By Jamie Atherton, Hyland
As digital transformation makes way for digital evolution, a state in which automation and digitisation are continuously being iterated upon and optimised, many organisations find themselves dealing with situations nearly as challenging as those they were looking to improve with automation in the first place.
The influx of new applications, data and processes – especially in the absence of clear communication, change management and thoughtful integration – can create gaps in automation and in integration with legacy systems. This may result in employees creating manual workarounds for new inefficiencies, security weak spots and process gaps.
To avoid frustrations like these, it’s important to identify the preliminary use cases for any new technology, as well as fast followers and future-state use cases. It’s tempting, when considering use cases for a new investment, to zoom out and look at everything the solution could possibly handle — “Imagine the ROI!”
While this approach may work to get a new implementation approved, it’s not the best way to roll out said implementation.
Look to robotic process automation (RPA) as an example. While there are hundreds of RPA use cases specific to dozens of industries and departments (and implementing many of them is likely in your organisation’s future and in the future of automation in general), it’s impossible to roll them all out immediately.
Back up … Why RPA?
When you’re looking to maximise ROI from digital transformation and begin automating quickly, RPA is a great place to start. Because RPA automates high-volume tasks, it can begin saving you time and labour hours right away.
According to the whitepaper Frost & Sullivan Research Suggests RPA Tied to Company Success, Profitability, “RPA has become a differentiating factor within automation and an enabler of digital transformation.”
Used at its fullest capability, a modern RPA platform enables your organisation to:
- Deliver a completely digital experience
- Increase accuracy and efficiency
- Improve information security, compliance and disaster recovery
- Improve process visibility
- Get more value from existing investments
Where does RPA fit?
In surveying more than 400 IT and business decision-makers about their organisations’ level of adoption of and interest in RPA, Frost & Sullivan found that there is a universal “typical RPA journey.” That is, companies overwhelmingly find success by implementing RPA in the same departments in the same order:
- Information technology (IT)
- Human resources (HR), finance and accounting
- Case management and/or records management
- Manufacturing and warehousing
- Customer communications and sales
- R&D, vendor and legal contracts
Again, this hierarchy reflects the fact that RPA reduces repetitive digital tasks where machines can do the same job more efficiently, and gives time back to those departments.
So, the best use cases to start with are those that are structured, rule-based, voluminous and repetitive, and where human effort does not add value. Of all functional business areas, the most rules- and data-heavy in most organisations are IT, HR, finance and accounting.
With that in mind, and with a focus on these departments, it makes sense to look for the opportunities in your unique organisational processes by asking the following questions:
- Where are your employees reporting frustration or low job satisfaction?
- Where are you spending unreasonably for off-hours support or a seasonal spike in workload?
- Where could a simple manual error result in disproportionately heavy consequences for the business?
(Nearly) universal use cases for RPA
No matter which industry you’re in, you may find that following Frost & Sullivan’s typical RPA journey, beginning with IT and the back office, gives you a good framework for introducing the technology at your organisation.
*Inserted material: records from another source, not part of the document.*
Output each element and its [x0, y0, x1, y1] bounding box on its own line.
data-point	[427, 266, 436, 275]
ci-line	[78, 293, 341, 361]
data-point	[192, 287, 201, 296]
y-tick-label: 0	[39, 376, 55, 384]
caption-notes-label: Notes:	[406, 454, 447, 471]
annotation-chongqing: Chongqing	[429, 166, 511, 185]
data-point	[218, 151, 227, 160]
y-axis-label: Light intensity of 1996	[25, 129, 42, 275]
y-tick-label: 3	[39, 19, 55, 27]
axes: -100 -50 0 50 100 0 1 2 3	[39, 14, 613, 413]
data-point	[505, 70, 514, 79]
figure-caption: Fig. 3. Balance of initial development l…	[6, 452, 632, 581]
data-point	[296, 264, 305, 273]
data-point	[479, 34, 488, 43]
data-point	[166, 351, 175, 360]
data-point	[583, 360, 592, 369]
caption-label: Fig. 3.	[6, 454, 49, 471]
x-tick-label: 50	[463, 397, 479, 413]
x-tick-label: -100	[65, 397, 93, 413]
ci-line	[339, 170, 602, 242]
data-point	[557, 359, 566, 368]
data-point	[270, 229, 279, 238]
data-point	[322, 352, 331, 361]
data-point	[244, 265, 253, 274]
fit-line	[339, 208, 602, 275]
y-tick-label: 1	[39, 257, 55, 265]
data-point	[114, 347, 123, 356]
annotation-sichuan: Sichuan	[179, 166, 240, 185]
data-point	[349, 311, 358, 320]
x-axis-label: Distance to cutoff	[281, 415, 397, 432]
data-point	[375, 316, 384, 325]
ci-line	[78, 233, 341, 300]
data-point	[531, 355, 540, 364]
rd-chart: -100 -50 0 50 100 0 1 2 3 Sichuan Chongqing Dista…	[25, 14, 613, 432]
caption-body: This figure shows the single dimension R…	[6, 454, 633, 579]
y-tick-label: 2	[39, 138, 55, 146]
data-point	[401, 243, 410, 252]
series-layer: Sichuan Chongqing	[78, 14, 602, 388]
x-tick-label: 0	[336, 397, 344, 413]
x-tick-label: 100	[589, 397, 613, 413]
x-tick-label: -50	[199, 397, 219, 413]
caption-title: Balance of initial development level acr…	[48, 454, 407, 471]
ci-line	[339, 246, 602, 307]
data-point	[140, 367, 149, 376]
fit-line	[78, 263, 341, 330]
RPA IT department use cases include:
- System migration
- System integration
- Server monitoring and alerts
- Application monitoring and alerts
- Batch processing
- Master data creation
- Password resets for approved users
- Data backup
- Data restoration
- Credential creation
RPA accounting and finance use cases include:
- Purchase to pay, including vendor master creation and maintenance; requisition and supplier requests; purchase order creation; and purchase order management
- Order to cash, including quote management; order retrieval; and invoicing
- Account closures
- Customer onboarding
- Invoice downloads
- Vendor and purchase order “not found” alerts
RPA human resources use cases include:
- Time and attendance management
- Recruiting process tasks
- Employee onboarding
- Employee offboarding
Industry-specific RPA use cases
Whether you work for a hospital, a university, a tech company or a local government office, choosing a feasible initial implementation for RPA is crucial. Starting strong means you’ll continue strong. But you won’t realise the full value of a modern RPA suite by keeping it relegated to the back office forever. It may be time to evaluate the many uses within an organisation, and see where RPA can make a difference right across the company.